Denkmal des Akademischen Gesangvereins am Scholastikahaus
Das 1914–1915 von Heilmann und Littmann nach Entwurf von Ludwig Ullmann errichtete Gebäude gehört dem Akademischen Gesangverein München (AGV) – neben dem Lokal befinden sich darin das Studentenwohnheim, historische Gebäude des Vereins und Übungsräume.
An der Ecke Sparkassen-/ Pfisterstraße fällt die nahezu vollständig mit Kletterpflanzen bewachsene Fassade des Restaurants Pfistermühle auf, welches gehobene bayerische Küche bietet. Der Name erinnert daran, dass sich hier die ehemalige Getreidemühle und Bäckerei der Hofpfisterei (lat.: pistor = Bäcker) befand. Das Gebäude ist als Baudenkmal in die Bayerische Denkmalliste eingetragen. Die Energie zum Betrieb der Mühle wurde von einem Bach geliefert, der damals an der Stelle der heutigen Sparkassenstraße floss.

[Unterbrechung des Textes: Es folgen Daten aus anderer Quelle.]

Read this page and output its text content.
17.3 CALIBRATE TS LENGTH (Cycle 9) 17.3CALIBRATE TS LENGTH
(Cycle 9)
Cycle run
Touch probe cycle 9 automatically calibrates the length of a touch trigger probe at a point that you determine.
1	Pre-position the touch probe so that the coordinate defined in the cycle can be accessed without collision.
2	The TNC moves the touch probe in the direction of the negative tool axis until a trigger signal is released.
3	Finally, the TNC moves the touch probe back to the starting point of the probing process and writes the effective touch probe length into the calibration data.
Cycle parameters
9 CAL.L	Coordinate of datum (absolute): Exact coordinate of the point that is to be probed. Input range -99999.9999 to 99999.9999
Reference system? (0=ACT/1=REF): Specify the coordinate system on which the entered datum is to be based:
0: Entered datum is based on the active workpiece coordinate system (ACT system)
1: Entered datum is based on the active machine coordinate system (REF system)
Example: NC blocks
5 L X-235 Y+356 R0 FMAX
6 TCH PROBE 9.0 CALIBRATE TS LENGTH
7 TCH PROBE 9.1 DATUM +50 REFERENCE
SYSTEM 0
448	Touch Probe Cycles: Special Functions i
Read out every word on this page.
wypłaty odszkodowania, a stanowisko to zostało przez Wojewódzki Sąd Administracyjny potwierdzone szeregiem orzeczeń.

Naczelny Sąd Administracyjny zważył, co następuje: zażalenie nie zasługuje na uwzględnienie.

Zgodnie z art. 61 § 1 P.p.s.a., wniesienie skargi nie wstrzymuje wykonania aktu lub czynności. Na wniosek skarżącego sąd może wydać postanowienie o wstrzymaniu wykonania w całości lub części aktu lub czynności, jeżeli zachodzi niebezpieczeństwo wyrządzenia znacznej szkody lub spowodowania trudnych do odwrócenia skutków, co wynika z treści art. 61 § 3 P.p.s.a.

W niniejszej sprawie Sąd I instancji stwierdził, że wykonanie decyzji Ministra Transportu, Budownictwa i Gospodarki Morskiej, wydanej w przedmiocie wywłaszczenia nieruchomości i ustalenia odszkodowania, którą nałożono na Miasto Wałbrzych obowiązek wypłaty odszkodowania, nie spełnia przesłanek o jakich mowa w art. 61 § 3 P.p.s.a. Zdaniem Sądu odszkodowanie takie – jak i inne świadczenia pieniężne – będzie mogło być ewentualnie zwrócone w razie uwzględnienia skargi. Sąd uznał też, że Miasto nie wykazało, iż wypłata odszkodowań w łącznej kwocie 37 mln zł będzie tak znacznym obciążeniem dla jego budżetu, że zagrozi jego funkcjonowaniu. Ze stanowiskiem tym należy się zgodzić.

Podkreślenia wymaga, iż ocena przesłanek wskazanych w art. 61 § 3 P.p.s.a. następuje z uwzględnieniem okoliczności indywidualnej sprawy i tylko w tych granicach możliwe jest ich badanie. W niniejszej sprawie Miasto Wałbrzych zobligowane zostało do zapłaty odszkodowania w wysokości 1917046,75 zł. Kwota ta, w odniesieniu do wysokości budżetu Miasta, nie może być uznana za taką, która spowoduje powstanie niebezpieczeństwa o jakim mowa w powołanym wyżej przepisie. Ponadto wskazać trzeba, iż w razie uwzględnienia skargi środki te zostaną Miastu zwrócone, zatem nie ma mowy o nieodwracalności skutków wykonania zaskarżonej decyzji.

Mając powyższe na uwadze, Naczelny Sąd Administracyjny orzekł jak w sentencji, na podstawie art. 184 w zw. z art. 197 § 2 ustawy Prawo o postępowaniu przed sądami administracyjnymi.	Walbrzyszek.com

Die Hofpfisterei, deren Ursprung bis in das Jahr 1331 zurückreicht, ist dafür bekannt, dass sie sich auf die Herstellung von Backwaren mit ökologisch erzeugten Zutaten spezialisiert hat.
Restaurant Pfistermühle
Die Traditionsgeschäfte haben es in München schwer. Gleich am Anfang der Pfisterstraße befindet sich die kleine Werkstatt des Kürschnermeisters Fröhlich, der in München seine Pelze verkauft. Er blieb erfolgreich. Ende März 2023 wird er dennoch (aus Altersgründen) seinen Laden schließen.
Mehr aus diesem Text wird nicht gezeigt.